Uma vez mais, a AMT recomenda que se procure melhorar o acesso ao sistema de transportes públicos em zonas de baixa densidade ou outras que, devido à procura reduzida, são menos atractivas para o investimento.

Como financiar?

O transporte público de passageiros não gera receitas suficientes para cobrir a totalidade dos seus custos operacionais, reconhece o relatório. Quem irá, então, pagar os custos desta descarbonização? A AMT sugere algumas alternativas, como a cobrança de taxas aos “beneficiários indirectos”, como são as empresas, que beneficiam quando os trabalhadores têm acesso ao transporte público. Em França, por exemplo, existe o Versement Mobilité, uma taxa paga à Segurança Social pelas empresas que empregam mais de 10 trabalhadores, que é depois distribuída às autoridades de transportes locais.

Por outro lado, é preciso também aplicar o princípio do “poluidor-pagador” de forma mais coerente, cobrando as emissões de carbono de forma mais uniforme para incentivar a transição. Uma das recomendações é introduzir taxas dinâmicas nas portagens das auto-estradas, para que os preços não considerem apenas a distância percorrida, a altura e o número de eixos dos veículos, mas também as emissões. Isto, claro, diferenciando as áreas metropolitanas de outras regiões com menos alternativas disponíveis.

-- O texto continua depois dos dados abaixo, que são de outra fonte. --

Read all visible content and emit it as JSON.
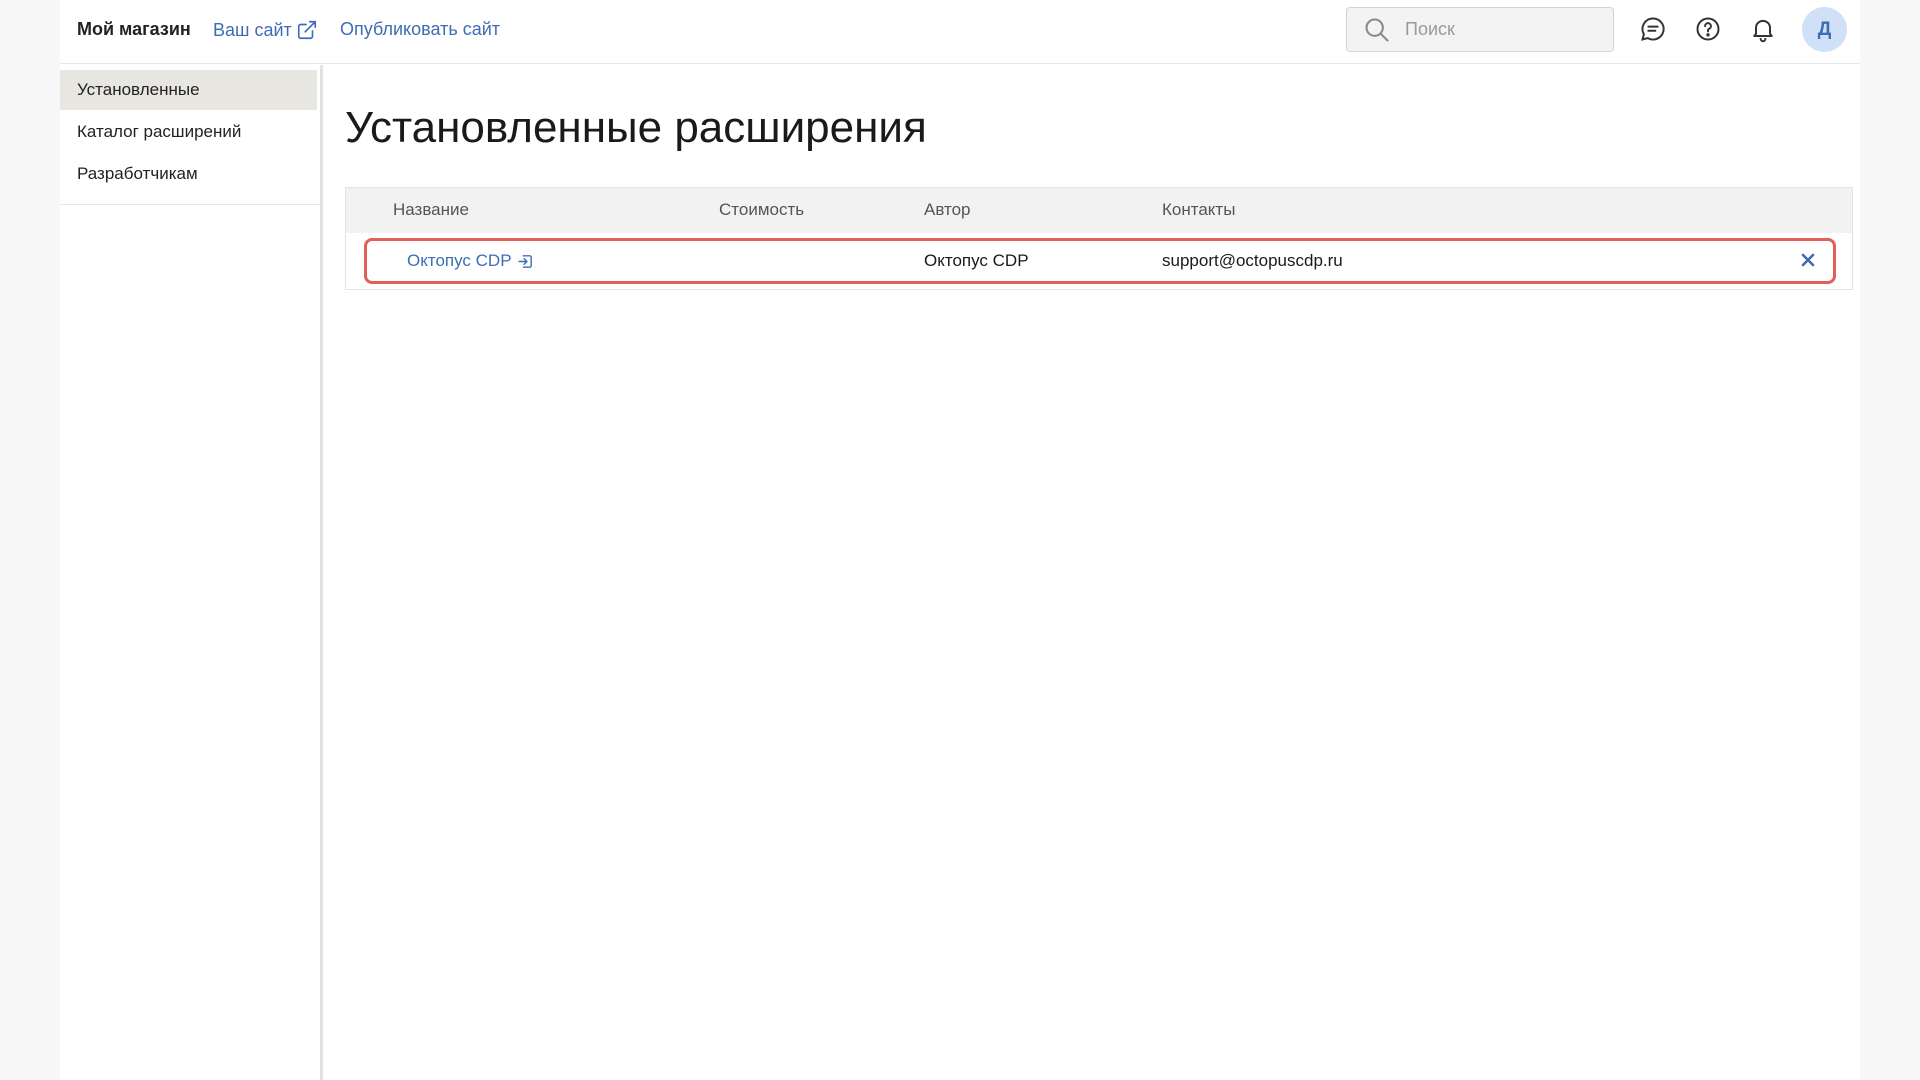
{
  "header": {
    "brand": "Мой магазин",
    "your_site": "Ваш сайт",
    "publish_site": "Опубликовать сайт",
    "search_placeholder": "Поиск",
    "avatar_letter": "Д",
    "icons": [
      "search-icon",
      "chat-icon",
      "help-icon",
      "bell-icon",
      "external-link-icon"
    ]
  },
  "sidebar": {
    "items": [
      {
        "label": "Установленные",
        "active": true
      },
      {
        "label": "Каталог расширений",
        "active": false
      },
      {
        "label": "Разработчикам",
        "active": false
      }
    ]
  },
  "main": {
    "title": "Установленные расширения",
    "table": {
      "columns": [
        "Название",
        "Стоимость",
        "Автор",
        "Контакты"
      ],
      "rows": [
        {
          "name": "Октопус CDP",
          "price": "",
          "author": "Октопус CDP",
          "contacts": "support@octopuscdp.ru",
          "highlighted": true
        }
      ]
    }
  },
  "colors": {
    "accent": "#3d6db5",
    "highlight": "#e2605a",
    "sidebar_active": "#e8e6e1",
    "avatar_bg": "#cfe0f7"
  }
}
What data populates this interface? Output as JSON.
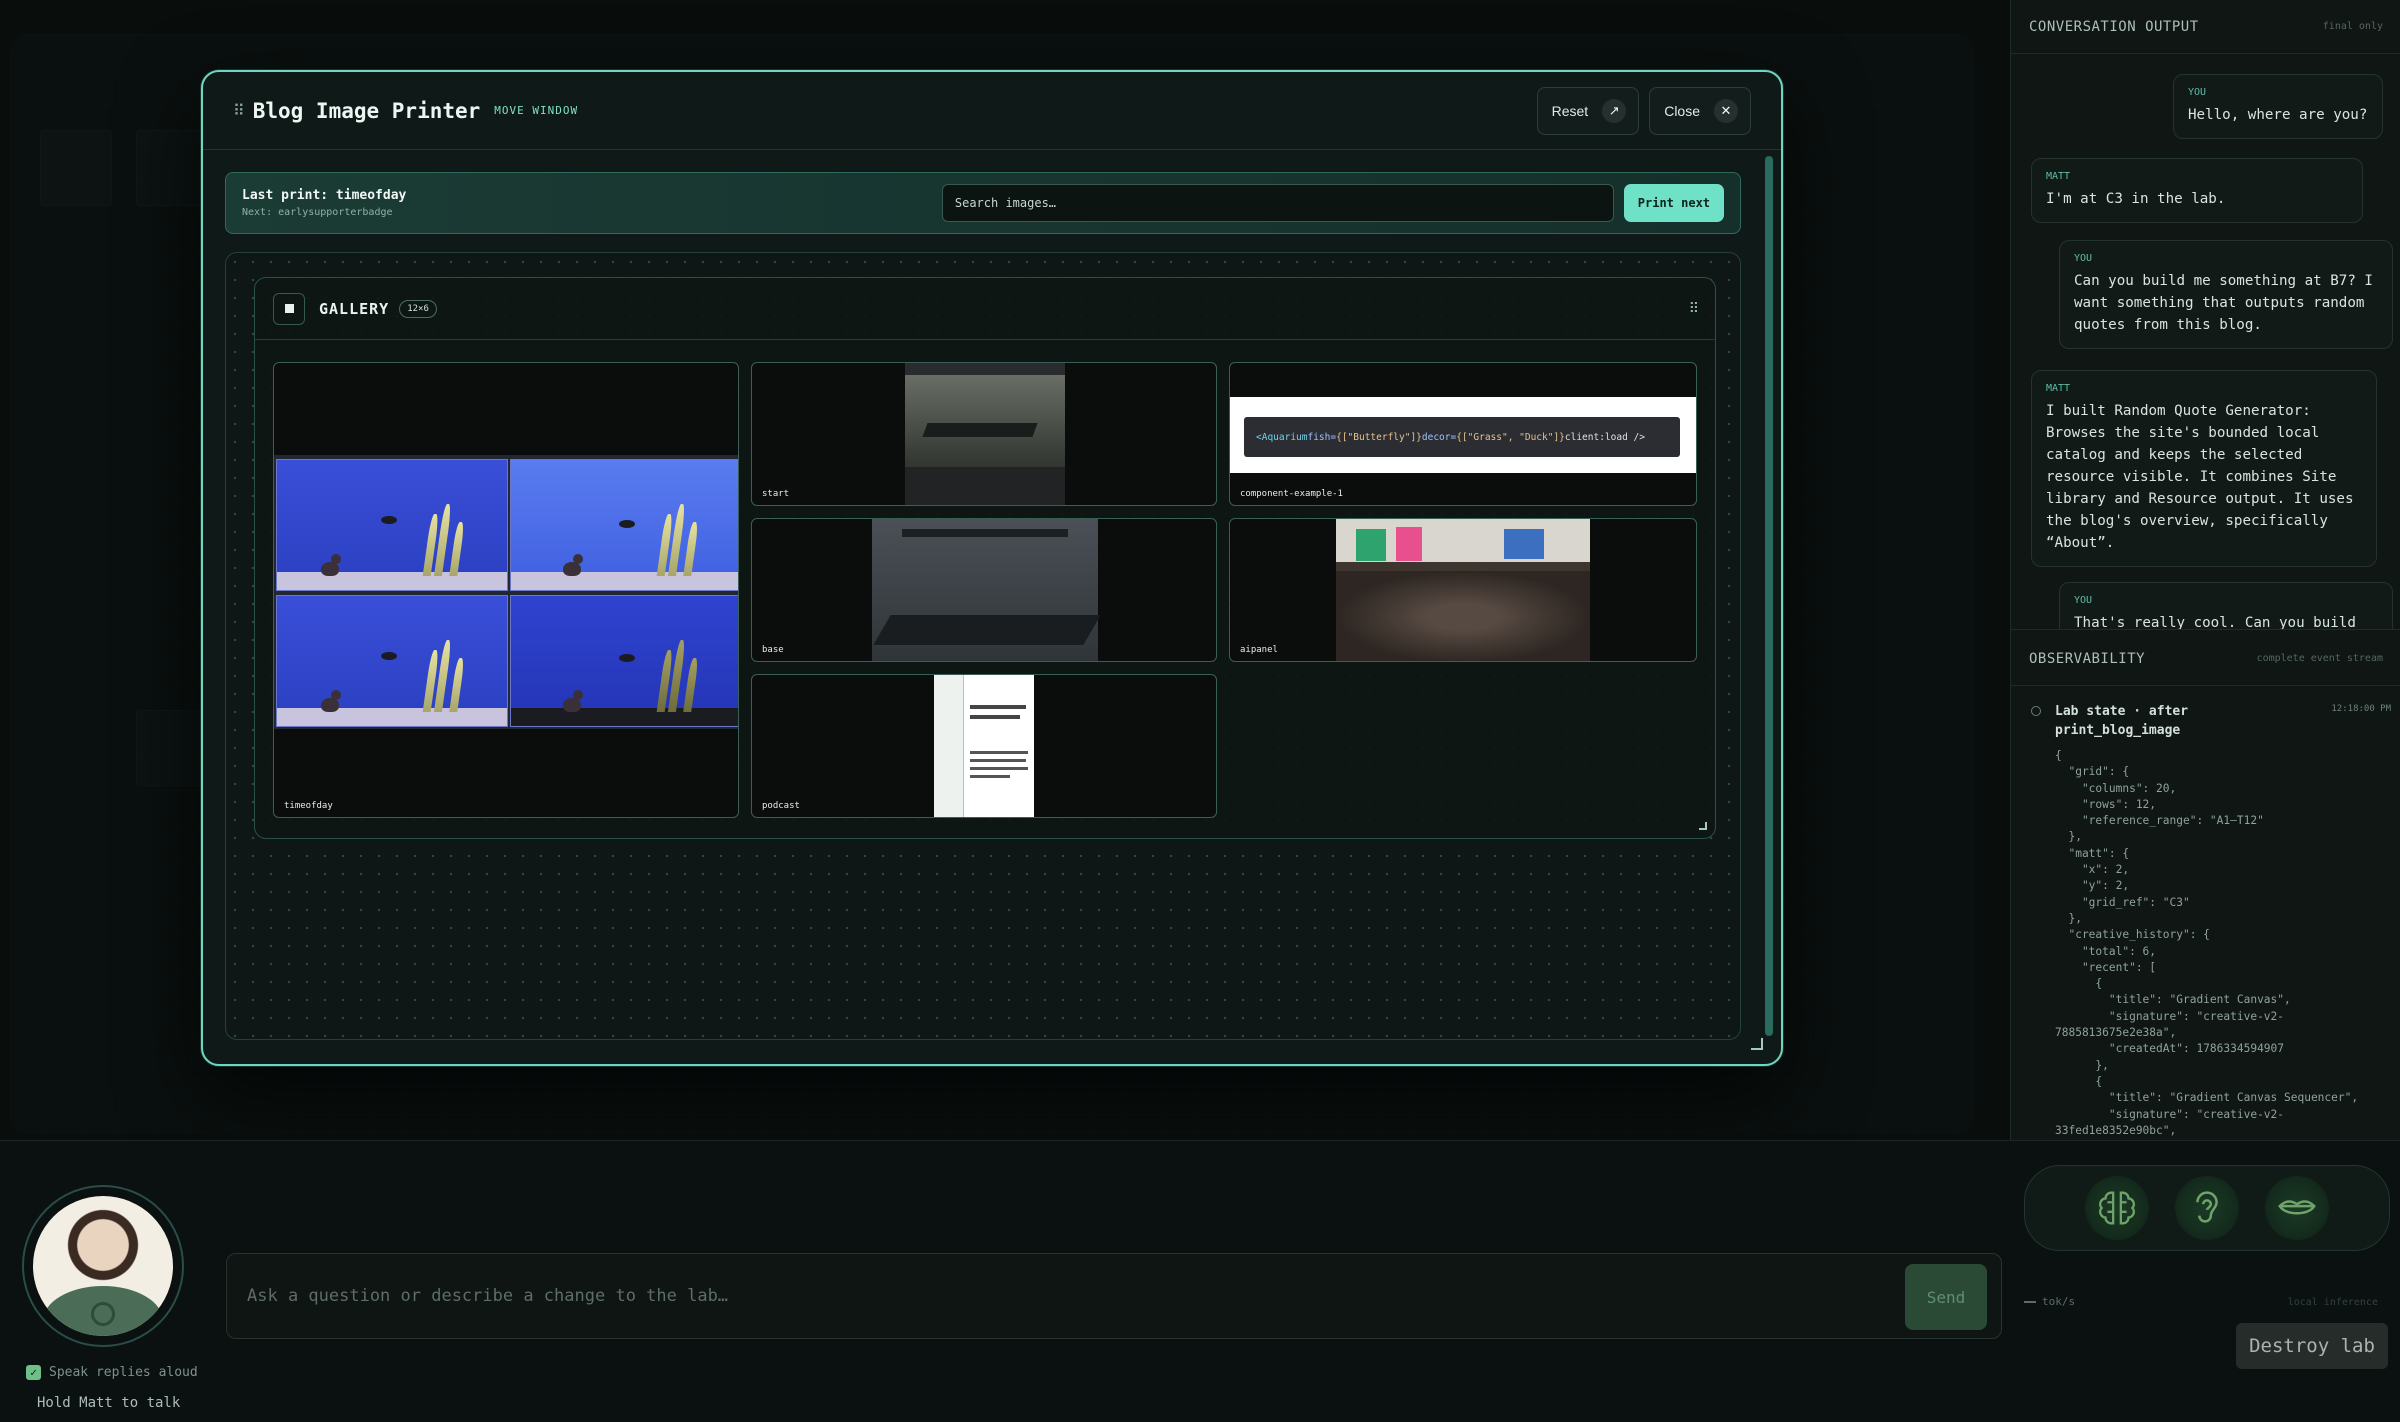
{
  "window": {
    "title": "Blog Image Printer",
    "move_hint": "MOVE WINDOW",
    "reset_label": "Reset",
    "close_label": "Close"
  },
  "print_bar": {
    "last_print": "Last print: timeofday",
    "next": "Next: earlysupporterbadge",
    "search_placeholder": "Search images…",
    "print_next_label": "Print next"
  },
  "gallery": {
    "title": "GALLERY",
    "size_badge": "12×6",
    "tiles": [
      {
        "label": "timeofday"
      },
      {
        "label": "start"
      },
      {
        "label": "component-example-1"
      },
      {
        "label": "base"
      },
      {
        "label": "aipanel"
      },
      {
        "label": "podcast"
      }
    ],
    "code_snippet": {
      "tag": "<Aquarium",
      "attr1": " fish=",
      "val1": "{[\"Butterfly\"]}",
      "attr2": " decor=",
      "val2": "{[\"Grass\", \"Duck\"]}",
      "tail": " client:load />"
    }
  },
  "conversation": {
    "title": "CONVERSATION OUTPUT",
    "aside": "final only",
    "messages": [
      {
        "who": "YOU",
        "text": "Hello, where are you?"
      },
      {
        "who": "MATT",
        "text": "I'm at C3 in the lab."
      },
      {
        "who": "YOU",
        "text": "Can you build me something at B7? I want something that outputs random quotes from this blog."
      },
      {
        "who": "MATT",
        "text": "I built Random Quote Generator: Browses the site's bounded local catalog and keeps the selected resource visible. It combines Site library and Resource output. It uses the blog's overview, specifically “About”."
      },
      {
        "who": "YOU",
        "text": "That's really cool. Can you build"
      }
    ]
  },
  "observability": {
    "title": "OBSERVABILITY",
    "aside": "complete event stream",
    "event_title": "Lab state · after print_blog_image",
    "event_time": "12:18:00 PM",
    "json": "{\n  \"grid\": {\n    \"columns\": 20,\n    \"rows\": 12,\n    \"reference_range\": \"A1–T12\"\n  },\n  \"matt\": {\n    \"x\": 2,\n    \"y\": 2,\n    \"grid_ref\": \"C3\"\n  },\n  \"creative_history\": {\n    \"total\": 6,\n    \"recent\": [\n      {\n        \"title\": \"Gradient Canvas\",\n        \"signature\": \"creative-v2-\n7885813675e2e38a\",\n        \"createdAt\": 1786334594907\n      },\n      {\n        \"title\": \"Gradient Canvas Sequencer\",\n        \"signature\": \"creative-v2-\n33fed1e8352e90bc\","
  },
  "bottom": {
    "speak_label": "Speak replies aloud",
    "hold_label": "Hold Matt to talk",
    "chat_placeholder": "Ask a question or describe a change to the lab…",
    "send_label": "Send",
    "tokrate": "tok/s",
    "local_label": "local inference",
    "destroy_label": "Destroy lab"
  },
  "colors": {
    "accent": "#6fe1c6",
    "border_accent": "#6fd6c0",
    "background": "#0b100f"
  },
  "icons": {
    "senses": [
      "brain-icon",
      "ear-icon",
      "mouth-icon"
    ]
  }
}
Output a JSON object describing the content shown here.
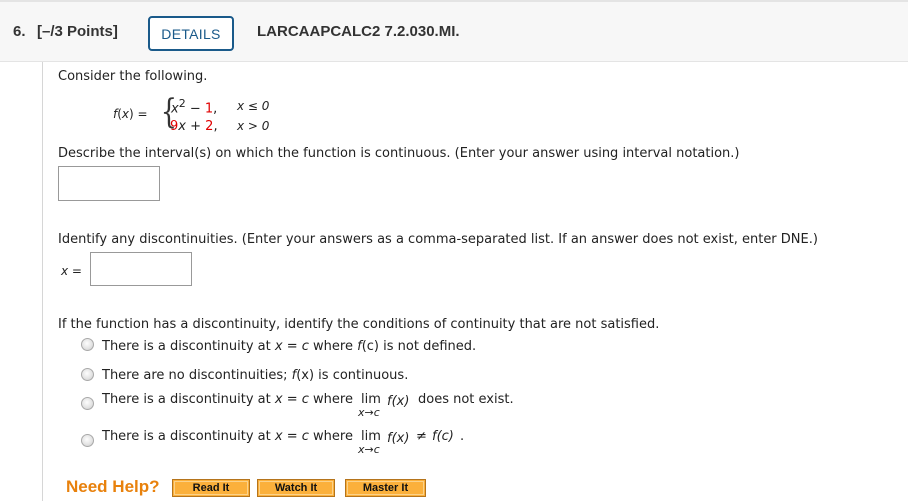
{
  "header": {
    "question_number": "6.",
    "points": "[–/3 Points]",
    "details_label": "DETAILS",
    "question_code": "LARCAAPCALC2 7.2.030.MI."
  },
  "problem": {
    "intro": "Consider the following.",
    "function_name": "f(x) = ",
    "piece1": {
      "expr_base": "x",
      "expr_exp": "2",
      "expr_op": " − ",
      "expr_const": "1",
      "comma": ",",
      "condition": "x ≤ 0"
    },
    "piece2": {
      "coef": "9",
      "var": "x",
      "op": " + ",
      "const": "2",
      "comma": ",",
      "condition": "x > 0"
    }
  },
  "part1": {
    "prompt": "Describe the interval(s) on which the function is continuous. (Enter your answer using interval notation.)",
    "answer_value": ""
  },
  "part2": {
    "prompt": "Identify any discontinuities. (Enter your answers as a comma-separated list. If an answer does not exist, enter DNE.)",
    "label": "x =",
    "answer_value": ""
  },
  "part3": {
    "prompt": "If the function has a discontinuity, identify the conditions of continuity that are not satisfied.",
    "options": [
      {
        "pre": "There is a discontinuity at ",
        "var1": "x",
        "mid": " = ",
        "var2": "c",
        "post": " where ",
        "fn": "f",
        "arg": "(c)",
        "tail": " is not defined."
      },
      {
        "pre": "There are no discontinuities; ",
        "fn": "f",
        "arg": "(x)",
        "tail": " is continuous."
      },
      {
        "pre": "There is a discontinuity at ",
        "var1": "x",
        "mid": " = ",
        "var2": "c",
        "post": " where ",
        "lim": "lim",
        "lim_sub": "x→c",
        "fx": "f(x)",
        "tail": " does not exist."
      },
      {
        "pre": "There is a discontinuity at ",
        "var1": "x",
        "mid": " = ",
        "var2": "c",
        "post": " where ",
        "lim": "lim",
        "lim_sub": "x→c",
        "fx": "f(x)",
        "neq": " ≠ ",
        "fc": "f(c)",
        "tail": "."
      }
    ]
  },
  "help": {
    "label": "Need Help?",
    "buttons": [
      "Read It",
      "Watch It",
      "Master It"
    ]
  },
  "colors": {
    "accent_blue": "#1a5a8a",
    "highlight_red": "#e00000",
    "help_orange": "#e8810c",
    "help_button": "#fbb03b"
  }
}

Nas cidades que excedam os limites de poluição do ar, a proposta é a criação de zonas de baixas emissões, incentivando a utilização de transportes públicos ou de veículos “limpos” nas áreas urbanas - tendo em conta, “naturalmente”, que existem alternativas viáveis à mobilidade das pessoas.

A mobilidade multimodal também deve estender-se a distâncias mais longas: o planeamento a nível nacional deve ter em conta o objectivo de reduzir progressivamente (e sempre que existam alternativas) as viagens aéreas programadas de menos de 500 km.

“Pobreza de mobilidade”

Ao longo do relatório, é sempre sublinhado que é preciso ter cuidado com “medidas restritivas, sobretudo de âmbito fiscal”, para que não gerem taxas de esforço desproporcionais, em particular sobre grupos mais vulneráveis ou microempresas.

Para aumentar a atractividade dos transportes públicos, propõe-se uma diversificação dos tarifários: além dos habituais títulos mensais ou de uma utilização, pode-se criar passes ajustados à situação de trabalhadores em regime parcial de teletrabalho (para incentivar a utilização de transportes públicos nos dias de trabalho presencial), incluir formas de mobilidade partilhada nos passes sociais e também promover o uso do transporte público flexível e a pedido (de forma “tendencialmente gratuita”) em áreas de baixa densidade.

Por fim, e regressando ao início, o relatório insiste que é preciso garantir uma transição justa através da inclusão do conceito de “pobreza de mobilidade” no quadro legal, para evitar que as medidas tomadas para descarbonizar o sector se traduzam na diminuição do acesso aos transportes e, por consequência, a “actividades e serviços essenciais, como o emprego, a educação ou os cuidados de saúde, em especial para as pessoas e as famílias vulneráveis”.